Commentary

Guest commentary: Early trials support use of CAR T-cell therapy in glioblastoma

Marcela V. Maus

In this guest commentary, Marcela V. Maus, MD, PhD, assistant professor of medicine at Harvard Medical School and director of cellular immunotherapy at Massachusetts General Hospital Cancer Center, discusses early research regarding the use of chimeric antigen receptor (CAR) T-cell therapy for the treatment of glioblastoma following the approval of tisagenlecleucel -T suspension ( Kymriah , Novartis), the first CAR T - cell therapy approved in the United States.

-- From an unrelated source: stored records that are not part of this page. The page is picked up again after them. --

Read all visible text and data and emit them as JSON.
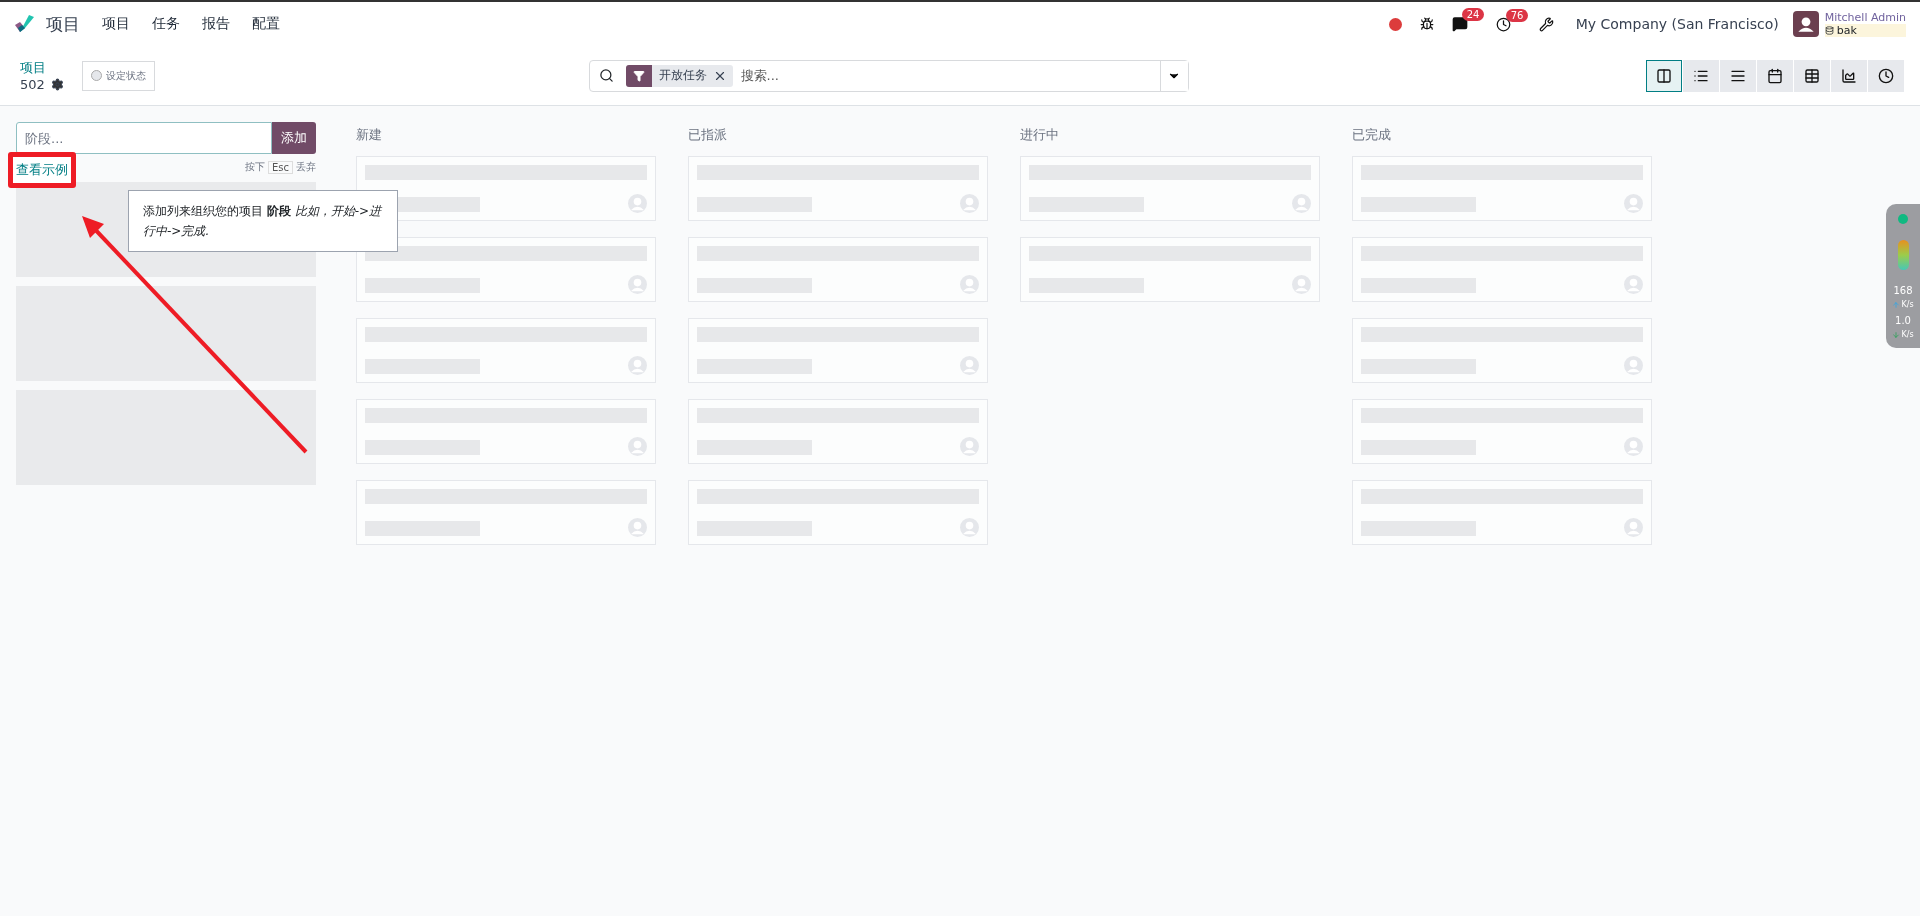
{
  "navbar": {
    "app_title": "项目",
    "menu": [
      "项目",
      "任务",
      "报告",
      "配置"
    ],
    "message_count": "24",
    "activity_count": "76",
    "company": "My Company (San Francisco)",
    "user_name": "Mitchell Admin",
    "database": "bak"
  },
  "control_panel": {
    "breadcrumb": "项目",
    "record_count": "502",
    "status_button": "设定状态",
    "search": {
      "facet": "开放任务",
      "placeholder": "搜索..."
    },
    "views": [
      {
        "kind": "kanban",
        "selected": true
      },
      {
        "kind": "list",
        "selected": false
      },
      {
        "kind": "gantt",
        "selected": false
      },
      {
        "kind": "calendar",
        "selected": false
      },
      {
        "kind": "pivot",
        "selected": false
      },
      {
        "kind": "graph",
        "selected": false
      },
      {
        "kind": "activity",
        "selected": false
      }
    ]
  },
  "stage_form": {
    "placeholder": "阶段...",
    "add_button": "添加",
    "examples_link": "查看示例",
    "hint": [
      "按下",
      "Esc",
      "丢弃"
    ],
    "tooltip": "添加列来组织您的项目 **阶段** *比如，开始->进行中->完成.*"
  },
  "columns": [
    {
      "title": "新建",
      "cards": [
        {
          "kind": "placeholder"
        },
        {
          "kind": "placeholder"
        },
        {
          "kind": "placeholder"
        },
        {
          "kind": "placeholder"
        },
        {
          "kind": "placeholder"
        }
      ]
    },
    {
      "title": "已指派",
      "cards": [
        {
          "kind": "placeholder"
        },
        {
          "kind": "placeholder"
        },
        {
          "kind": "placeholder"
        },
        {
          "kind": "placeholder"
        },
        {
          "kind": "placeholder"
        }
      ]
    },
    {
      "title": "进行中",
      "cards": [
        {
          "kind": "placeholder"
        },
        {
          "kind": "placeholder"
        }
      ]
    },
    {
      "title": "已完成",
      "cards": [
        {
          "kind": "placeholder"
        },
        {
          "kind": "placeholder"
        },
        {
          "kind": "placeholder"
        },
        {
          "kind": "placeholder"
        },
        {
          "kind": "placeholder"
        }
      ]
    }
  ],
  "network_widget": {
    "upload": "168",
    "upload_unit": "K/s",
    "download": "1.0",
    "download_unit": "K/s"
  }
}
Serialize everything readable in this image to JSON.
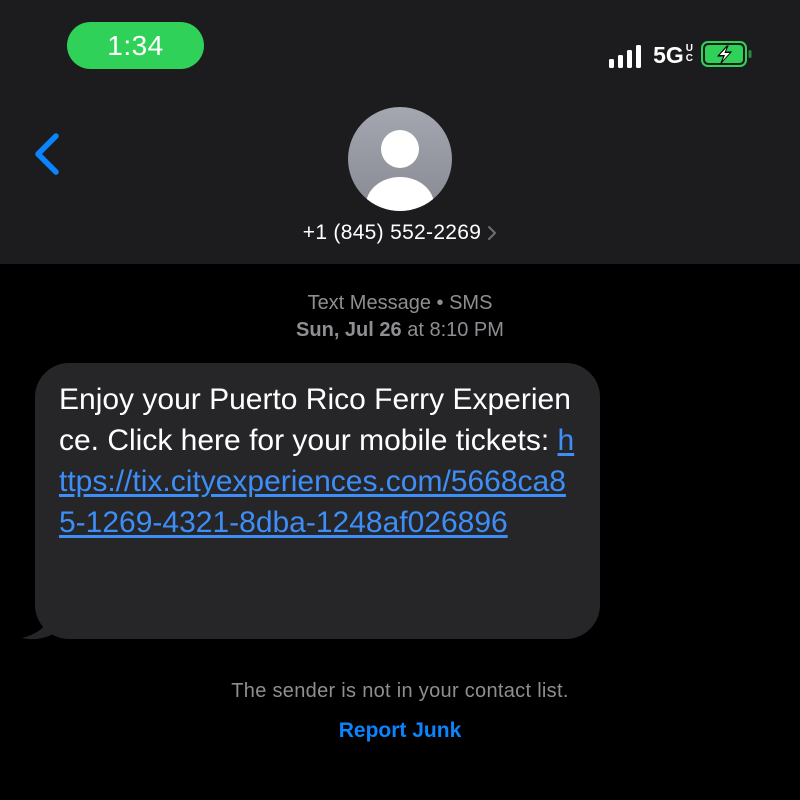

The data for glioblastoma are much younger than the data that went into the registration trials for acute lymphoblastic leukemia and the approval of tisagenlecleucel-T suspension, which is composed of genetically modified T cells that target CD19. Three trials in glioblastoma are underway — all phase 1, early investigational research.

At City of Hope, Christine Brown, PhD, and colleagues are targeting IL13R2 by administering the therapy within the tumor and into the ventricles. What’s pretty remarkable about that trial is that they had a patient who experienced complete regression of multiple lesions after several infusions of the CAR T cells; they published that data last year. An open trial at Baylor is using CAR T cells to target HER-2. Duke also has a fairly new trial open. We recently published a paper on our CAR T-cell trial in glioblastoma that we had open at Penn while I was there, but that trial is closed to enrollment and is not ongoing.

We haven’t seen the same toxicity profile of CD19 CAR T-cell therapy in the glioblastoma trials. We haven’t seen patients with systemic cytokine release syndrome, fevers or low blood pressure; or the neurologic toxicity that has been observed with CD19 CAR T-cell therapy. Patients with glioblastoma have a more significant baseline neurologic issue due to the nature of the tumor type, the need for resection for the disease and, in some cases, radiation treatment. As a result, some of these patients may be prone to seizures or other neurologic events, but we haven’t seen anything manifest in a similar enough way where one could say, ‘Oh, yes, we saw that with CD19 CAR T-cell therapy, too.’

The major issue with CAR T-cell therapy for glioblastoma is that most patients do not experience dramatic responses. Unlike in blood cancers — where we are seeing incredible response rates, as well as some toxicity based on immune activation — with glioblastoma, we commonly see very rare responses. We need to turn up the potency on the CAR T cells to get more patients to respond. The agent is reaching the tumor, but it is not having a massive antitumor effect, which means toxicity is less likely. I think when we increase the potency, we also may start to see potential toxicities emerge.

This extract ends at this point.